Por un lado, los representantes del Viejo Continente siempre se destacaron por tener un mayor rigor táctico, más preponderancia física y una mentalidad fría a la hora de afrontar sus compromisos. De este lado del mundo, en cambio, sobresalía la calidad técnica y una rebeldía para sobreponerse en las adversidades. Claro está que también siempre hubo excepciones, pero por lo general ésas eran las características de los equipos y selecciones de uno y otro continente.
Sin embargo, como todo, el fútbol fue cambiando. No en su esencia, pero sí en su logística. Y esta evolución fue generando que a un equipo no le alcance sólo con tener jugadores habilidosos o con ser disciplinados tácticamente, sino que debían agregarle de lo otro. Alemania, por ejemplo, entendió esto y dejó de ser esa selección ordenada y fuerte pero tosca, sino que, mediante un proceso de años de trabajo en sus divisiones formativas, ahora cuenta con jugadores ordenados, fuertes física y mentalmente, pero que a su vez son bien dotados técnicamente.
Quizá al fútbol sudamericano le ha costado más aggiornarse a esta evolución, por lo que año tras año se agranda la diferencia entre ambos continentes, la cual se ve reflejada en las estadísticas: los europeos se han consagrado en las últimas cuatro Copas del Mundo, en las cuales sólo hubo tres semifinalistas sudamericanos (Uruguay en Sudáfrica 2010, Brasil y Argentina en Brasil 2014) y un finalista (Argentina en el 2014). De hecho, combinados de otros continentes han elevado más su performance, acercándose poco a poco al nivel de los representantes de la Conmebol.
A las competencias de clubes la disparidad se acentúa cada vez más. Desde que se instauró el Mundial de Clubes, en 2005, sólo tres equipos han podido quedarse con el trofeo: San Pablo en el mencionado año, Inter de Porto Alegre en 2006 y Corinthians en 2012. Todos los otros festejos fueron para equipos europeos.

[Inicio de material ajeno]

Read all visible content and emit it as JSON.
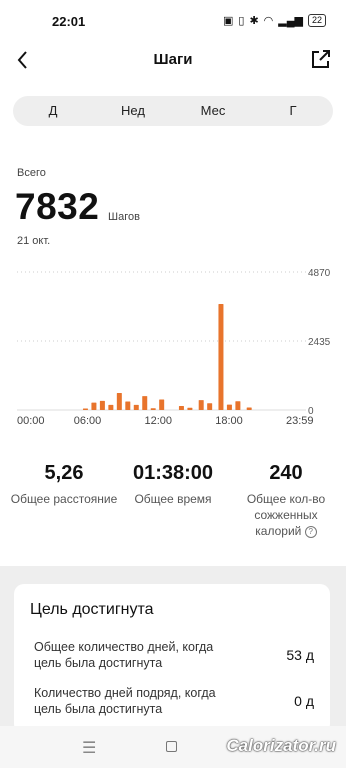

Incluso hubo ganadores de la Libertadores que quedaron en camino antes de la final, algo que es difícil de imaginar que le ocurra al campeón de la Liga de Campeones de Europa.
Recientemente Chelsea se coronó en la Champions League demostrando una solidez defensiva, un ritmo y una velocidad difícilmente de equiparar para cualquiera de los equipos que hoy compiten en nuestro continente.
¿En Sudamérica nos quedamos en el tiempo y no supimos ver que el fútbol ha cambiado? ¿Cuánto influye la escasés de proyectos a largo plazo? ¿Las diferencias económicas entre un fútbol y el otro impiden que se mantengan los buenos equipos sudamericanos? ¿Algún equipo argentino podrá consagrarse en el Mundial de Clubes? ¿Cuándo la Copa del Mundo volverá a Sudamérica? Muchas preguntas sin respuestas concretas, aunque evidentemente estamos cada vez más lejos…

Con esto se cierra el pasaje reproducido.